Along with Sterling, Adam Glickman has been re-elected as Secretary-Treasurer, and many of you already know him from his great work in that role. In addition, 775 has two new Vice Presidents: Andrew Beane and Memo Rivera, who have been longtime staffers working on political and organizing programs. It’s a fantastic leadership team and I’m excited to see what they’ll do next.
Your support, friendship, and solidarity has been one of the pillars on which we’ve built our Union and how we went from being a small group of scrappy caregivers making a little over $7 an hour with no benefits to being a 45,000-strong powerhouse of members who doubled wages and won healthcare, retirement, paid time off, and professional training.

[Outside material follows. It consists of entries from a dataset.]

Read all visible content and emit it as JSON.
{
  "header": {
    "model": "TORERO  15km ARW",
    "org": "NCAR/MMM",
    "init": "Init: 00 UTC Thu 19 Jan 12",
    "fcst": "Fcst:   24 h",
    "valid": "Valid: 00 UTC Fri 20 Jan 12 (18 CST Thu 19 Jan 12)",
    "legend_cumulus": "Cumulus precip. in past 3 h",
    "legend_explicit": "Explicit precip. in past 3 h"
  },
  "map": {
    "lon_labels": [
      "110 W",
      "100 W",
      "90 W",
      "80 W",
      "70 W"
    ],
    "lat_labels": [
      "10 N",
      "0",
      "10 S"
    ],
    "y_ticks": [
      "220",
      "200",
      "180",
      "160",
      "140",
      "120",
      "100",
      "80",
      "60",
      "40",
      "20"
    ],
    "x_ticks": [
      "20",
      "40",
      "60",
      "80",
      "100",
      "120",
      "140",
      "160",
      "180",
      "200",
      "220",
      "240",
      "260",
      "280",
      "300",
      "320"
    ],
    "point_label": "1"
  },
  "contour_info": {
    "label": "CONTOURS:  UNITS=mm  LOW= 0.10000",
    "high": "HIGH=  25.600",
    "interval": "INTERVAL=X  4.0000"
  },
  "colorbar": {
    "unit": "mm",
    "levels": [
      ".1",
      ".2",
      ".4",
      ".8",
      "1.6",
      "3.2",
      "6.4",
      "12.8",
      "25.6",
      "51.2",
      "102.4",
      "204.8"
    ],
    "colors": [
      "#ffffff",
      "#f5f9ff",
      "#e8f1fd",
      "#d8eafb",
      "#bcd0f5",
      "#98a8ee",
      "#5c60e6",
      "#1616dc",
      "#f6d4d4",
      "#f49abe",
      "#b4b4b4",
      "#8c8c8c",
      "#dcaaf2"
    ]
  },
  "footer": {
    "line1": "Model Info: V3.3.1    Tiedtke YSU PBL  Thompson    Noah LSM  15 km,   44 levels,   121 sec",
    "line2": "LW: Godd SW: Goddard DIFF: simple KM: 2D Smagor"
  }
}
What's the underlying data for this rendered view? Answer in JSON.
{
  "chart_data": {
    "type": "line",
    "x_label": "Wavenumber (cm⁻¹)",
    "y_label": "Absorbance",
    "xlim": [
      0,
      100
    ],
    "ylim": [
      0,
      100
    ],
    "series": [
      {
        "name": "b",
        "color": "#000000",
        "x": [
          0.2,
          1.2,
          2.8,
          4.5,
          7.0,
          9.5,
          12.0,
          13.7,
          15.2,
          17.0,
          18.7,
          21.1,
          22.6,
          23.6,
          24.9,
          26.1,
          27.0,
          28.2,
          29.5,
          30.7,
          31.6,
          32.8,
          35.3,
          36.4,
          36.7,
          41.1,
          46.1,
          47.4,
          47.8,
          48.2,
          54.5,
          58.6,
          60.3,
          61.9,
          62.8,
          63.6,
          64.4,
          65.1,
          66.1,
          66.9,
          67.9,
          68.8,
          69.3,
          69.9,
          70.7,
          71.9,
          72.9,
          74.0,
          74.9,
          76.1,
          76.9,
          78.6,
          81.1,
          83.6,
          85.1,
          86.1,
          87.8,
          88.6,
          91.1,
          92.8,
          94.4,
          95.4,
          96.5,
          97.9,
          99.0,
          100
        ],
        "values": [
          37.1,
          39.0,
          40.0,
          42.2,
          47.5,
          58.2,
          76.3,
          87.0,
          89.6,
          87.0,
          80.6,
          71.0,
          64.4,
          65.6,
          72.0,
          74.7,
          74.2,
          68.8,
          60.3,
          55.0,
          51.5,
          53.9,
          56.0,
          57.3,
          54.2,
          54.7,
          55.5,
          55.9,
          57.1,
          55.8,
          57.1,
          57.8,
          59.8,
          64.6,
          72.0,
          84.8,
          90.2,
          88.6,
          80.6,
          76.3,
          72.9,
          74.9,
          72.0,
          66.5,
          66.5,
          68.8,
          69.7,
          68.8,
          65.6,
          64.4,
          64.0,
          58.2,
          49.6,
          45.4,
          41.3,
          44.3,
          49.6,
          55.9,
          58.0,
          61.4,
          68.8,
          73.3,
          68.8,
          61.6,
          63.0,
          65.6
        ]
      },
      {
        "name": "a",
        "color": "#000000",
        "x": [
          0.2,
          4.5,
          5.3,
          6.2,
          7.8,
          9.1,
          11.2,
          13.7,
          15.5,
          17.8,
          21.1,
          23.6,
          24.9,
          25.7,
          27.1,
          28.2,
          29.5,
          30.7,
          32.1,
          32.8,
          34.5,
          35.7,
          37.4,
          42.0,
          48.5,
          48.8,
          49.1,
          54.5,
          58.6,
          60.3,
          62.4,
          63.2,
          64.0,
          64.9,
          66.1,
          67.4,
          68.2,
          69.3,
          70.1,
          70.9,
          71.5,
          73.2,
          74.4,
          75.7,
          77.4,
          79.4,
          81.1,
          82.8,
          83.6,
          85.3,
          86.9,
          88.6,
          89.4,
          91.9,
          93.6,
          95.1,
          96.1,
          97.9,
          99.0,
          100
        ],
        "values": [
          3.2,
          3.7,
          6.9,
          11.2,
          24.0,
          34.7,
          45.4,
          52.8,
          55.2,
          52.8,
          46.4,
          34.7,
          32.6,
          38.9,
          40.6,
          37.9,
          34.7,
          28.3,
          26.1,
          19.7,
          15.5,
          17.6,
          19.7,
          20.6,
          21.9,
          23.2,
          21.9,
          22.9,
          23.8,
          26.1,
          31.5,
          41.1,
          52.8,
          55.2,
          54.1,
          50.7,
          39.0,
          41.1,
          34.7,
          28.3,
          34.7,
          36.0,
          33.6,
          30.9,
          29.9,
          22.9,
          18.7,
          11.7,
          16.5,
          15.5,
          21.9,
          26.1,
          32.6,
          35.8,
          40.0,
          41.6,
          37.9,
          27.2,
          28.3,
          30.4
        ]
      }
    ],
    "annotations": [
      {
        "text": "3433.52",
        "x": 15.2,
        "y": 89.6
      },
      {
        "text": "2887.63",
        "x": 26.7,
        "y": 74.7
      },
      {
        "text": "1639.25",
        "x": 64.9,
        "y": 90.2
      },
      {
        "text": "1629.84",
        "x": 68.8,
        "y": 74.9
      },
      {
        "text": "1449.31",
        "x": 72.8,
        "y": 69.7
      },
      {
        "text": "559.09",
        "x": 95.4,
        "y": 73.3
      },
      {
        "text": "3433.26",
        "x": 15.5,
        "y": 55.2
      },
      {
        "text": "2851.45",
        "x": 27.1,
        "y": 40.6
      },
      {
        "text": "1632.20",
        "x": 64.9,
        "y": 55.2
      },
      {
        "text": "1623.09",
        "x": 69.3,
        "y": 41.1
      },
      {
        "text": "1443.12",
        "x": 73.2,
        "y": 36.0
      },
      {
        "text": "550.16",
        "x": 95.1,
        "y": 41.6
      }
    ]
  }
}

So as I leave this position behind: Thank you — from the bottom of my heart — for all that you’ve helped us achieve through the years. You have made profound changes in the lives of members who work hard every single day to protect and care for our society’s most vulnerable people.
That doesn’t mean you’re off the hook, yet: We still have a long way to go before caregivers are earning what they deserve and before we’ve built the kind of community we all want, and I know that Sterling will be calling on you to keep fighting by 775’s side.
Though I’ll be leaving SEIU 775, I won’t be going far: I’ll continue to serve as President of Working Washington and the Fair Work Center, member of the Aspen Institute’s Future of Work Initiative National Advisory Council, and participant in the Harvard Law School “Clean Slate” project on the future of U.S. labor law. I’ll also continue to serve as chairman of the SEIU 775 Secure Retirement Trust, and chairman of technology startup Carina (which provides job-matching services for home care aides). I’ve got a few other things up my sleeve as well, and I’ll get you more details soon, including additional university-sponsored projects and a new collaboration with Seattle entrepreneur Nick Hanauer on rebuilding the American middle class.
Thank you again for all that you’ve done – and all that I know you’ll continue to do — to help make the world a better place. I look forward to working with you again.